Siamo solo agli inizi e arriva il divieto di indossare la fascia di capitano arcobaleno di One Love, con minacce severissime, non da parte dei qataridioti, ma da parte di quella feccia della Fifa. Provano a metterci una pezza con l’hollywoodiana scena tra Dio Morgan Freeman e Ghanim Al-Muftah. Bella, emozionante così come il messaggio “Con la tolleranza e il rispetto possiamo vivere sotto un unico tetto”. Già, alla faccia della coerenza.
Si salva il coraggio dei calciatori iraniani che non cantano l’inno per protestare contro le bestialità del proprio Paese, dovremmo averne almeno la metà per proteggerli da quello che gli potrebbe accadere quando torneranno a casa.

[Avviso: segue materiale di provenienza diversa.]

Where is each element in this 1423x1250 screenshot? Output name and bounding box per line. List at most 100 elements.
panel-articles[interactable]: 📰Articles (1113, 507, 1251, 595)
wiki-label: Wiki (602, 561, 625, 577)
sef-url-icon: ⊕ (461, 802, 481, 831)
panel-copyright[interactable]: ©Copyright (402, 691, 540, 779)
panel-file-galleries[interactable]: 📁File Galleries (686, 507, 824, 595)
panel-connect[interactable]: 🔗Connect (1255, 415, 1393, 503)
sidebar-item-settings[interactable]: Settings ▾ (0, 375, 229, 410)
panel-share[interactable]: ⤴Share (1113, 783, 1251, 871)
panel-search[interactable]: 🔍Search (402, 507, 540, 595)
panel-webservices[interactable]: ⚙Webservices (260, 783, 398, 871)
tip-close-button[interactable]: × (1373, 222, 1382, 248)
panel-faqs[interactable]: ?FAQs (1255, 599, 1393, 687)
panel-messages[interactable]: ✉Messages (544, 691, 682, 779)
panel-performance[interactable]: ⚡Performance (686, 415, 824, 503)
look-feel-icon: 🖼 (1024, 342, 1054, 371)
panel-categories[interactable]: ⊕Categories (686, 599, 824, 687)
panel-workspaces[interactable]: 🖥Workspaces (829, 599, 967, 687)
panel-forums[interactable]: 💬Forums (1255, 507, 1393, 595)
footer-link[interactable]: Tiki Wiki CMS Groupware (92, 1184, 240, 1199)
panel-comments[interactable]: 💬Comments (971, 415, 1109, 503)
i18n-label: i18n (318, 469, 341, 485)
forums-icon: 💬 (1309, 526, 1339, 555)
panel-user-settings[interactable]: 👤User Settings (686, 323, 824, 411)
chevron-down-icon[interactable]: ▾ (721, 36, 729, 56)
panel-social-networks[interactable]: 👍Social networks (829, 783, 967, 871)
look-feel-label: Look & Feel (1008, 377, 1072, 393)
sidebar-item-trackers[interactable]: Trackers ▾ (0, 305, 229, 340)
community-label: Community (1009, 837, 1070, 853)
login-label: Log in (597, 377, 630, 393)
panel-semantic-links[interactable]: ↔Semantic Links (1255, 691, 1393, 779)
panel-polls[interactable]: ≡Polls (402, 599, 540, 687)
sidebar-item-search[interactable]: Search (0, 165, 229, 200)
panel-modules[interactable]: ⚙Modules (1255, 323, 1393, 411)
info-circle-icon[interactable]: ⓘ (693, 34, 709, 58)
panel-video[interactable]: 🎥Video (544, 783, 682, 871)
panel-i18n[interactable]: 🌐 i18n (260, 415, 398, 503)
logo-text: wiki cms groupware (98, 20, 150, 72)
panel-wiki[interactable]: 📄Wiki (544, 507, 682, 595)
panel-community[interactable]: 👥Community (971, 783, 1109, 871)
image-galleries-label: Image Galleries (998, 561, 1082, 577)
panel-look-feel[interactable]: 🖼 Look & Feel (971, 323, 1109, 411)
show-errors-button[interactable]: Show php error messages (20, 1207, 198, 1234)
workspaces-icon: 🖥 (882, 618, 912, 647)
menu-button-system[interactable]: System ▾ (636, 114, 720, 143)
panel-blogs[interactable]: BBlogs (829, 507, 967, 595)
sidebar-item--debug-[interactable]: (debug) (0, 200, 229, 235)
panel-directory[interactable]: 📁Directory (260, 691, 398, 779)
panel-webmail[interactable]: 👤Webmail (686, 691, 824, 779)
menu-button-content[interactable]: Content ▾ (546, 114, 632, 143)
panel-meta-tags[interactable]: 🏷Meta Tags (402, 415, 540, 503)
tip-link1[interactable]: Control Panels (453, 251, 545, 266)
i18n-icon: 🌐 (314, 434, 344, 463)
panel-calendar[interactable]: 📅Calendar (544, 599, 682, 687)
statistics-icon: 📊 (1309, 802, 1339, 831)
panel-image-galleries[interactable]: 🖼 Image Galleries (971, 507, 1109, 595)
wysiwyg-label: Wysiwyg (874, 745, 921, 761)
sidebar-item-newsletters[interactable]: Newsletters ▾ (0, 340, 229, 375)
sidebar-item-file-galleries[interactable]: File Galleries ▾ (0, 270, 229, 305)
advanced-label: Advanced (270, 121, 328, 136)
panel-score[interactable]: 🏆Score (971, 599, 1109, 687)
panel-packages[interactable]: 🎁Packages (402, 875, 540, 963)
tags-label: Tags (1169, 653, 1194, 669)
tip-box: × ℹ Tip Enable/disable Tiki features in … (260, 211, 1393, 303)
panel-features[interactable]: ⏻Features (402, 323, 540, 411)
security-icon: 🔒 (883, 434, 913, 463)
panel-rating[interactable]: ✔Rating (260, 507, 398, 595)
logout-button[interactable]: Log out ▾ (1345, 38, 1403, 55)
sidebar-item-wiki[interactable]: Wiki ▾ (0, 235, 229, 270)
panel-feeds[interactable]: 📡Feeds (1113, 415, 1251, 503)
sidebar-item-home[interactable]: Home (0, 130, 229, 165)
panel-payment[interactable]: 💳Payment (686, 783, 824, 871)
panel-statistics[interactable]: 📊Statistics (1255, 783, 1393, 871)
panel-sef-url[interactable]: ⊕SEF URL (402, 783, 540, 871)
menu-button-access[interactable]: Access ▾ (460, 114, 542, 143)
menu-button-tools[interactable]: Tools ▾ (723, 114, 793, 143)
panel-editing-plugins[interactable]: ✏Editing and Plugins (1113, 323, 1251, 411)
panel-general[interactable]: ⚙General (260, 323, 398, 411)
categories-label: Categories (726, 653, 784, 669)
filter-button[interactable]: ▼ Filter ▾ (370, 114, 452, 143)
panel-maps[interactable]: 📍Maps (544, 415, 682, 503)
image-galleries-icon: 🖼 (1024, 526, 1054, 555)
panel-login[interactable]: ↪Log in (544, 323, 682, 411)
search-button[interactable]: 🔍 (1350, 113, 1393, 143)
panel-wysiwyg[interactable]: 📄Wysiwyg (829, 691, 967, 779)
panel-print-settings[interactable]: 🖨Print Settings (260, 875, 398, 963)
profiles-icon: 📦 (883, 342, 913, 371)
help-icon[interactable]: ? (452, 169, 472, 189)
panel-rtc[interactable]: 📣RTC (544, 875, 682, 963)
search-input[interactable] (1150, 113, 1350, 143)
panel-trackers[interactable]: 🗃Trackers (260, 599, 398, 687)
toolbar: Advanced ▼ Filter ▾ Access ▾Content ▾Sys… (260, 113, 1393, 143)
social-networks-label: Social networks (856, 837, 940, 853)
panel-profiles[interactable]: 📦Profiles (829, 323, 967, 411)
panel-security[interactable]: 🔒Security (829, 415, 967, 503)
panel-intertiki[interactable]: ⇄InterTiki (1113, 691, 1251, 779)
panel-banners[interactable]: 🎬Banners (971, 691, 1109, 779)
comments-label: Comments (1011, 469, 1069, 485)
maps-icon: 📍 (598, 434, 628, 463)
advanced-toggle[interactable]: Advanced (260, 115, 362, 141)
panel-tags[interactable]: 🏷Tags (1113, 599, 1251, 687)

Lo sport è metafora positiva della vita. La Fifa ha disonorato questo principio in nome dei soldi, ma tutte le istituzioni, tutte le Aziende sono persone prima di tutto. Spero vivamente che le persone che hanno fatto questa gran portata per arricchirsi siano epurati dall’opinione pubblica perché l’essere umano si merita di più. Mi tornano in mente i plebei a cui venivano dati in pasto spettacoli e combattimenti nel Colosseo per distrarli da ciò che contava di più, la loro dignità e la loro civiltà. Dopo 2000 anni siamo poi così diversi?